Monday, July 28, 2014

Life & Aussie

We'll I haven't written for a while thought I better do a update , well I finished my diploma, never ever Eva thought that was possiable I want to go onto the degree but they don't do mid year in takes so I have 8 months to fill in. 
I did a trip to Aussie that was great had lots of fun, went to Melbourne went out and saw more of the city this time and saw more things then I did last time I went to Aussie so I had a blast .
So as I have 8 months to fill in I'm am now looking for a job in till then  I'm just doing whatever work I get between spotlight and the after school care program I work at which is not a lot of I really need to get a job as my bank balance is sure feeling it , I have an interview tomorrow for a job so fingers crosses for that . 
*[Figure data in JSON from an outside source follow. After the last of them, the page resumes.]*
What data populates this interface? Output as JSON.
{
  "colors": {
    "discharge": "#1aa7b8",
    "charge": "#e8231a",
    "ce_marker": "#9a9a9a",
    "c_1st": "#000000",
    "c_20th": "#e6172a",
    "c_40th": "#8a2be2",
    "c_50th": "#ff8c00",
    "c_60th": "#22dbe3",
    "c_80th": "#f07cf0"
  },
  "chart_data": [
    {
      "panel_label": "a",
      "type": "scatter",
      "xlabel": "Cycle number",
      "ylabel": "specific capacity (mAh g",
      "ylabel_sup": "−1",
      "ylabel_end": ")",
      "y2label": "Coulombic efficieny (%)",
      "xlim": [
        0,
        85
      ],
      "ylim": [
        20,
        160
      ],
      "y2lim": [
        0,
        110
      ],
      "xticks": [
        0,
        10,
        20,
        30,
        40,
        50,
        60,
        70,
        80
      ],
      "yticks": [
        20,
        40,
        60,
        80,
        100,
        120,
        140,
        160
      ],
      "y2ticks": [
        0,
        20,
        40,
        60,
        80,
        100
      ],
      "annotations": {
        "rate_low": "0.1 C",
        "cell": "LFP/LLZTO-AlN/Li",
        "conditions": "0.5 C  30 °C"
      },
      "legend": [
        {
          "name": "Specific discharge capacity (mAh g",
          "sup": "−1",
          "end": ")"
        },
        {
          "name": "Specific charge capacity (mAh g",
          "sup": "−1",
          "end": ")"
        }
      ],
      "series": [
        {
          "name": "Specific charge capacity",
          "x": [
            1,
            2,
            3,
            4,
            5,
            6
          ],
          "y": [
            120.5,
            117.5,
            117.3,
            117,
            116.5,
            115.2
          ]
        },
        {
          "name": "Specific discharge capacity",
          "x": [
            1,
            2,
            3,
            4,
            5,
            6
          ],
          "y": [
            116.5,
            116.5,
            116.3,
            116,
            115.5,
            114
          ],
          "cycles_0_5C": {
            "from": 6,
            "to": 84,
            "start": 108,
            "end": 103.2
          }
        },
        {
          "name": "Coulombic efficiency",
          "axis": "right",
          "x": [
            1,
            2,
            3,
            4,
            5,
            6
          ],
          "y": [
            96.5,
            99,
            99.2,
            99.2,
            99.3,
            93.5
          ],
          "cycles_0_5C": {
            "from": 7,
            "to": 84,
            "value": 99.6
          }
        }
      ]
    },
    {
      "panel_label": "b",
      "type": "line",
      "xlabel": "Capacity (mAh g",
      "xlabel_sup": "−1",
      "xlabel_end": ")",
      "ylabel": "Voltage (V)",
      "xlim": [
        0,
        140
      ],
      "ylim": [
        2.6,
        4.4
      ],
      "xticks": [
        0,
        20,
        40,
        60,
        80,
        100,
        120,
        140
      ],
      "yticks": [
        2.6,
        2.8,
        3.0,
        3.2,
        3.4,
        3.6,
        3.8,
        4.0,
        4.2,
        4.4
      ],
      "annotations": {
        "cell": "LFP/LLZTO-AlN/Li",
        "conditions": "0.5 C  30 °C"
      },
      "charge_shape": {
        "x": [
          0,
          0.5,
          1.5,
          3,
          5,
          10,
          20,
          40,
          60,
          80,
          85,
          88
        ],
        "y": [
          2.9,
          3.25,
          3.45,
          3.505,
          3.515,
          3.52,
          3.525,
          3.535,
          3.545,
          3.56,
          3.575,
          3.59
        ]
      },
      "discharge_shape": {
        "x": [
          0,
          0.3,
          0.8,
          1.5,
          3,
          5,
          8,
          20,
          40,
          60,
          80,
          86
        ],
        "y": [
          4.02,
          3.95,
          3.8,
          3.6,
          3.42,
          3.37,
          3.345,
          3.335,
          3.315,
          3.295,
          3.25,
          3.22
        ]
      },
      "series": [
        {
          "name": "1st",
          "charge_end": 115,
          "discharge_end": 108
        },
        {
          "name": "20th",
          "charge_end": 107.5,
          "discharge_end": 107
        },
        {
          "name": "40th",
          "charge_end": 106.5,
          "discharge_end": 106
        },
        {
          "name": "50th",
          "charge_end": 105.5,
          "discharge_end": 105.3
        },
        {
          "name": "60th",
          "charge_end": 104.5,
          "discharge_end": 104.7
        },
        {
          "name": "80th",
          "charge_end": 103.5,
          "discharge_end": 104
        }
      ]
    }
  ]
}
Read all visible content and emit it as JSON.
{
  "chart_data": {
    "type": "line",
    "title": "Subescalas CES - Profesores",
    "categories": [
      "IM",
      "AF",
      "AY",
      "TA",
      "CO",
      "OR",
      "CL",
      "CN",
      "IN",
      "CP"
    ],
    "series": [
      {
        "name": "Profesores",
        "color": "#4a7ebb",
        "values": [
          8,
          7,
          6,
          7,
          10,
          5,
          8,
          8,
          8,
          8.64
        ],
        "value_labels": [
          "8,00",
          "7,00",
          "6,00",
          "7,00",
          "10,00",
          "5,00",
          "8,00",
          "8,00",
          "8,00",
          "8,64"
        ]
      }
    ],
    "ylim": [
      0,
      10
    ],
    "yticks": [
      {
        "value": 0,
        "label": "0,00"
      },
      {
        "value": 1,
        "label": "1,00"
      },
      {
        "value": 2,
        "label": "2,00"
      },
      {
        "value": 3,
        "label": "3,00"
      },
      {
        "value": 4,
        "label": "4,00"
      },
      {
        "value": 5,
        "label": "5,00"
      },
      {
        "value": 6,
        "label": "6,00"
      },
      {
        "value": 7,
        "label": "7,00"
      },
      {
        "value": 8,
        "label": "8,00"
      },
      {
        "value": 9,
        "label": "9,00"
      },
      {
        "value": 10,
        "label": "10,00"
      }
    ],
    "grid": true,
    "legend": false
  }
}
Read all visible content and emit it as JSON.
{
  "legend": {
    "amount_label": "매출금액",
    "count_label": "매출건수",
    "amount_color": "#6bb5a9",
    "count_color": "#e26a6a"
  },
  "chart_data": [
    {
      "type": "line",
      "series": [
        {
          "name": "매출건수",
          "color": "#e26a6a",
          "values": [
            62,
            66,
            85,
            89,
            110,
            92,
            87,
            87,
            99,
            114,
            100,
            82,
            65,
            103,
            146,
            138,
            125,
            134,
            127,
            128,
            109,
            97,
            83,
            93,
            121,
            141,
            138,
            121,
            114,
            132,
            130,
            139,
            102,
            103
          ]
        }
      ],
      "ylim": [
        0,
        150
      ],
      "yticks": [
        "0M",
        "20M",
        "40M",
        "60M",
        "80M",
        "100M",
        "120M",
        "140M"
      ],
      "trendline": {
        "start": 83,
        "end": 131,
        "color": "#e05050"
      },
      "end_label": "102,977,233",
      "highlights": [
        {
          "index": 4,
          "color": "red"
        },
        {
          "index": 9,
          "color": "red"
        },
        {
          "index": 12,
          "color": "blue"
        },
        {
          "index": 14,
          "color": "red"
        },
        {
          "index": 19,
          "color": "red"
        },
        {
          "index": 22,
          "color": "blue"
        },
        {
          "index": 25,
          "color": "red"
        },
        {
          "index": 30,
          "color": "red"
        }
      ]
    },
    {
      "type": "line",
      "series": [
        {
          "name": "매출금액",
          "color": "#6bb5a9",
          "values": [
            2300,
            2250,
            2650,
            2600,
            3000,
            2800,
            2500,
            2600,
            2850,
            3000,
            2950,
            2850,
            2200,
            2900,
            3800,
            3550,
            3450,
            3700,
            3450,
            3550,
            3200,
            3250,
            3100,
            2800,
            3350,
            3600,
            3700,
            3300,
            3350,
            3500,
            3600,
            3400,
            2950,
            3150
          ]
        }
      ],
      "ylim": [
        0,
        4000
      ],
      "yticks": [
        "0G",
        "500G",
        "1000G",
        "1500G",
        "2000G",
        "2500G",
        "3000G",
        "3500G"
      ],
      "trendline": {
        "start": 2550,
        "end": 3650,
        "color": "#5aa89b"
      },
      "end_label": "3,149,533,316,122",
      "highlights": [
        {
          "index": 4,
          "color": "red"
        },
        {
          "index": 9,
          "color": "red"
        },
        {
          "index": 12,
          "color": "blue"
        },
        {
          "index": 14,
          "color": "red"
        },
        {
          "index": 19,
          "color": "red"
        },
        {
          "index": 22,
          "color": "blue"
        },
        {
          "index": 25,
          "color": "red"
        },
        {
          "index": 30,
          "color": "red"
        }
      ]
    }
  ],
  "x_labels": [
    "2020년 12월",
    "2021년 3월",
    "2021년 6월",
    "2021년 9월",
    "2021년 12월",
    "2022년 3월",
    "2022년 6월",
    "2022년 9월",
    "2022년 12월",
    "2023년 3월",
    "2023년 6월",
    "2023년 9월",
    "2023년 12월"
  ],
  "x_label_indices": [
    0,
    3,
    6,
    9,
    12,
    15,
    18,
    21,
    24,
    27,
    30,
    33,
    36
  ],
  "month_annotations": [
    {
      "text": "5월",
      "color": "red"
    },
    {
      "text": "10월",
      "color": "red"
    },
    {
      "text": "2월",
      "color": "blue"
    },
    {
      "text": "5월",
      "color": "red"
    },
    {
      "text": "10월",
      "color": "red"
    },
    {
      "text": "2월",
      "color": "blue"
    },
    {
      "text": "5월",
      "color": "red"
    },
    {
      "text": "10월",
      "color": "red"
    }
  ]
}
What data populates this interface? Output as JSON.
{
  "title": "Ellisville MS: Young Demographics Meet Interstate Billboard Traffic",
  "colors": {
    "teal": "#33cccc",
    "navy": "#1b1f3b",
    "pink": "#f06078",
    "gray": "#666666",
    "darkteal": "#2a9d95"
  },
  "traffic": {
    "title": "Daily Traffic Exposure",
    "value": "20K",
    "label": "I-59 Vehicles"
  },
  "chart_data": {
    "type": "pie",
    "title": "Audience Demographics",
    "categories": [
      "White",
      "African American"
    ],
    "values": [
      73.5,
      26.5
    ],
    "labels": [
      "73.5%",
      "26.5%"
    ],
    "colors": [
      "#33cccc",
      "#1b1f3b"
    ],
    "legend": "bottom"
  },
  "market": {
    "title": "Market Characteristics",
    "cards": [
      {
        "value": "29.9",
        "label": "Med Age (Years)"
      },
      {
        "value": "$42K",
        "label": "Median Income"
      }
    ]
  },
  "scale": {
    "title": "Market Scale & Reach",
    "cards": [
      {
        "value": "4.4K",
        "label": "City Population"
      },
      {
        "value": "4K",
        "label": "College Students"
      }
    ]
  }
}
As for my health nothing to big just the normal well my new normal  , don't get me wrong I'm greatfull for what I have but my Life now is nothing like it use to be when I first got this heart I can get short of breath very easy and I'm very aware of my heart beating in my chest ,some times I'm fine other times nope not normal , on my 5 Year check up they said it's all ok but my GP still talks to me about fluid been on my lungs last time I has fluid on my lungs I was in HF. Whatever it is or is not wrong with me I don't really know or care I have got to the stage I don't thing I want to know either they give me the pills to take and I take them, I'm still getting frismide pumped though my vains every day and even that I'm not in AF any more I'm still on blood thinners and beta blockers, there's are all drugs that I thought I said goodbye to when having my new heart. I did for a good while say good bye to them intill slowly they started pumping them into my vains again, when I first had that transplant I felt amazing very health, I do feel health now compared to what I use to be4 transplant but I don't feel as health as I did when I got that heart and slowly I start to have one little problem wrong with me at a time , who knows maybe that's part of the "ageing" process with a heart or maybe I didn't look after my self the way I should have, whatever the reason u can't change the past. It makes me think sometimes that a hand full of pills is what keeps me alive it's a weird feeling to thing I'm so reliance on a handful of chemicals.